The Vandal Law and the Note on the Door

'Sold!'
'Sold!' Demonstration at the Knesset against the Vandal Act, Aug. 2, 2011 (Gershom Gorenberg)

Gershom Gorenberg

Five minutes after I read a fresh online item about the Knesset passing the National Planning Committees Act (popularly known as the Vandal Act, based on a word play that defies resistance), I stepped out my front door and found an advertising flier, very glossy, hanging from the doorknob. The timing could not have been appropriate.

The note on my door advertised the grand opening of a luxury full-service apartment development for tourists in Baka, the neighborhood next to mine in Jerusalem. Real estate that could have been used for affordable housing for young families will instead generate high profits through rental to wealthy tourists. In the off-season, the building is likely to be mostly empty.
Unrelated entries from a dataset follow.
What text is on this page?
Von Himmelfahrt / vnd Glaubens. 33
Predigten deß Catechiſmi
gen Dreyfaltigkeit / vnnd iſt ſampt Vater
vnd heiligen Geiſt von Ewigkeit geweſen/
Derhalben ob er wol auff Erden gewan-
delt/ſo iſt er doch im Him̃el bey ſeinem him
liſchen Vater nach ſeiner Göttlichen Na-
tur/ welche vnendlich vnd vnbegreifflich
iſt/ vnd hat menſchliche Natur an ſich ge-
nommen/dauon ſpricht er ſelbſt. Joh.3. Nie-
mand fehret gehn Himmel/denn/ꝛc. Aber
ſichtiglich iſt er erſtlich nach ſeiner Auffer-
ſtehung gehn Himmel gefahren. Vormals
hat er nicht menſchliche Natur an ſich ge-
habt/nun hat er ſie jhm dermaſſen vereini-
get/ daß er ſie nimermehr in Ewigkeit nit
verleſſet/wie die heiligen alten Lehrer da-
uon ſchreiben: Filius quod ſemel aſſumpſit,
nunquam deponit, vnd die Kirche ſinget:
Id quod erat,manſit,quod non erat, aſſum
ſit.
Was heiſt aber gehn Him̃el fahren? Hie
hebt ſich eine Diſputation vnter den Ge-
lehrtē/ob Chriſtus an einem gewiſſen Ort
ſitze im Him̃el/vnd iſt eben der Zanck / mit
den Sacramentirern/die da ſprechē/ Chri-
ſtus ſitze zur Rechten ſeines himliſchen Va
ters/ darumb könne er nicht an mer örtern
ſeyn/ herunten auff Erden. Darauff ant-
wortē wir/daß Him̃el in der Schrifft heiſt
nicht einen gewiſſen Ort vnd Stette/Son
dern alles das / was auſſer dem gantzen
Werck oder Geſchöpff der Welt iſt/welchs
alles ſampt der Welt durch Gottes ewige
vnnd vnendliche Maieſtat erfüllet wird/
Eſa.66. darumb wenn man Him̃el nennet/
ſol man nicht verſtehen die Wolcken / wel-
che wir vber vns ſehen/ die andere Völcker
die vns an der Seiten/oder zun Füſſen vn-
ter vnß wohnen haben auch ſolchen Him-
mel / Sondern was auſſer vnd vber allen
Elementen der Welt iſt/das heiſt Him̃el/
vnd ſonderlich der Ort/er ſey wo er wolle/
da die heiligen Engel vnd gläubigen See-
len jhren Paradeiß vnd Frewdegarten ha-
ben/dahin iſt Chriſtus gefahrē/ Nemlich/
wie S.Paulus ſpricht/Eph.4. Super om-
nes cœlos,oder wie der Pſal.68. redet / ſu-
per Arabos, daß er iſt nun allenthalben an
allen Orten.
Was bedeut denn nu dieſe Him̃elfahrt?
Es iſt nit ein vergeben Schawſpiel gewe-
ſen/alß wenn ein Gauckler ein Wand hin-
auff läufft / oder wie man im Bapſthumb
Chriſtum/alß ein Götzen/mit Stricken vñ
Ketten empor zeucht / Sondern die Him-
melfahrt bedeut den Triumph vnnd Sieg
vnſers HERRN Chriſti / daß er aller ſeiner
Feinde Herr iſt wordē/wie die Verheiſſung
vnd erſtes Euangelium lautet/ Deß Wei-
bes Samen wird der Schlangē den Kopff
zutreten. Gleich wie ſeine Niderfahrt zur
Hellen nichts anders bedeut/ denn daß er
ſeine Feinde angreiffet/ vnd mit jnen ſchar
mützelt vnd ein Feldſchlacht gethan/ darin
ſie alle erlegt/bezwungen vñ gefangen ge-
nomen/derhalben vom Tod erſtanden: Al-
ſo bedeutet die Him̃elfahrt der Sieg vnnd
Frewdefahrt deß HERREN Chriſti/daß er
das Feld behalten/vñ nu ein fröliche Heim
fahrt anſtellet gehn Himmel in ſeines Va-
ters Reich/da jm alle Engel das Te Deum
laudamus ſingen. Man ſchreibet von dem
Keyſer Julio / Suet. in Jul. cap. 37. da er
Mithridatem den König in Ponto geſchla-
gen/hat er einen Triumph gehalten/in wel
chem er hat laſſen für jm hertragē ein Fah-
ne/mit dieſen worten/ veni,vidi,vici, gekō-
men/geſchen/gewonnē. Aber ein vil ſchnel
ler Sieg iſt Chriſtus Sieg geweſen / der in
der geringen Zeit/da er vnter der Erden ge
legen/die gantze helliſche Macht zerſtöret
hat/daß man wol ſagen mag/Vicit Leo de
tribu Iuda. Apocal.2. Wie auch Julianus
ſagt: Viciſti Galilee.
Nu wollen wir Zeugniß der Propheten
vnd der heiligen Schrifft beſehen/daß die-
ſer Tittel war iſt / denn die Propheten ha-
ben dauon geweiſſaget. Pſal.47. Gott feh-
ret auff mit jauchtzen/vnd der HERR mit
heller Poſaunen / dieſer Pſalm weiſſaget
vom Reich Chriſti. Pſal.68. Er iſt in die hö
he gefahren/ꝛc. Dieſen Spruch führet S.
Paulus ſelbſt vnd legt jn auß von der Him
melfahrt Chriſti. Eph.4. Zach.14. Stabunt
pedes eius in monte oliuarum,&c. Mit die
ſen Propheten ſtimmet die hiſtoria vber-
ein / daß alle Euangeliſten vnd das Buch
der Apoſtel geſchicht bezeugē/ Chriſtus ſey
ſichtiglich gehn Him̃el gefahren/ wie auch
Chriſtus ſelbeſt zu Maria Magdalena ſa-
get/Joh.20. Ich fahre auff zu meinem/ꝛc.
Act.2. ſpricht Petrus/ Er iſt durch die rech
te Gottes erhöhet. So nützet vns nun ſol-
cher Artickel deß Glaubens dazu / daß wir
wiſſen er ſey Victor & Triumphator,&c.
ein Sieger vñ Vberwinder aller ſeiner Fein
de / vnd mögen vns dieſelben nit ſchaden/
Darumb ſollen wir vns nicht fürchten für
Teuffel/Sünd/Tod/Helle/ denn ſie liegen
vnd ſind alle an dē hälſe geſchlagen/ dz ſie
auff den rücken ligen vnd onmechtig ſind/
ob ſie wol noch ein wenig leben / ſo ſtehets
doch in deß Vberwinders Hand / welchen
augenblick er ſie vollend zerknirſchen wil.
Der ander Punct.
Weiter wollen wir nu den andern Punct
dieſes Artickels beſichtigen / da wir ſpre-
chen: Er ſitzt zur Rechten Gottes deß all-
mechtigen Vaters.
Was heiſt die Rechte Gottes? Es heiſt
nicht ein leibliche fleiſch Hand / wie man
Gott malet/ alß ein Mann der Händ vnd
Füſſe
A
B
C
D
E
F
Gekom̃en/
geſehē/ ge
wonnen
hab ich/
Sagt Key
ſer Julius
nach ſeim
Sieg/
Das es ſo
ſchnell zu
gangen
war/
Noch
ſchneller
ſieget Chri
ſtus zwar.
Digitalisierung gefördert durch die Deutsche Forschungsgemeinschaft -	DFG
The cost to the developers has already been figured into the rent; the social cost to the neighborhood will be paid by the neighbors.

The Vandal Act (Hebrew text of the bill as it left committee here) provides for establishment of one national and six district committees to approve housing plans under an accelerated process. Benjamin Netanyahu – the man with three homes – claims that the bill will get dread government bureaucracy out of the way and speed construction of new homes. But those bureaucratic barriers that Bibi so despises include the process of opening a plan to public discussion and objections on social and environmental grounds. A much more realistic analysis of the law by the Association for Civil Rights in Israel, Bimkom – Planners for Planning rights, and the Association for Distributive Justice, states that establishing the committees

will bypass planning procedures and will lead to flawed housing plans, which will not provide a minimal quality of life for the residents; this, while also severely harming the environment and infringing on the public’s right to voice opinions regarding housing plans.

Economist Yossi Zeira of Hebrew University commented last Friday in an interview in the Hebrew business paper Calcalist:

These bureaucratic shortcuts are likely to be destructive. Hasty building permits, harming existing communities or vital natural resources and places of beauty, with no attention to conservation, will do damage that we’ll regret for generations. The shortcuts won’t serve the public, only the developers. This is the embodiment of the capitalist-government complex.

On the coast, more beachfront will be closed to the public, and housing in Tel Aviv will become even more expensive. Combine this bill with the government’s intent to privatize national parks, and who knows what will happen to Israel’s green space and historical sites.

You can count on the committees to approve more projects converting Jerusalem neighborhoods into areas affordable only to tourists. Young Israelis will be able to move out of town, or out of the country, while the oligarchs get richer.

The note on the door and the vote in the Knesset have a combined message: Israel has been sold to the rich.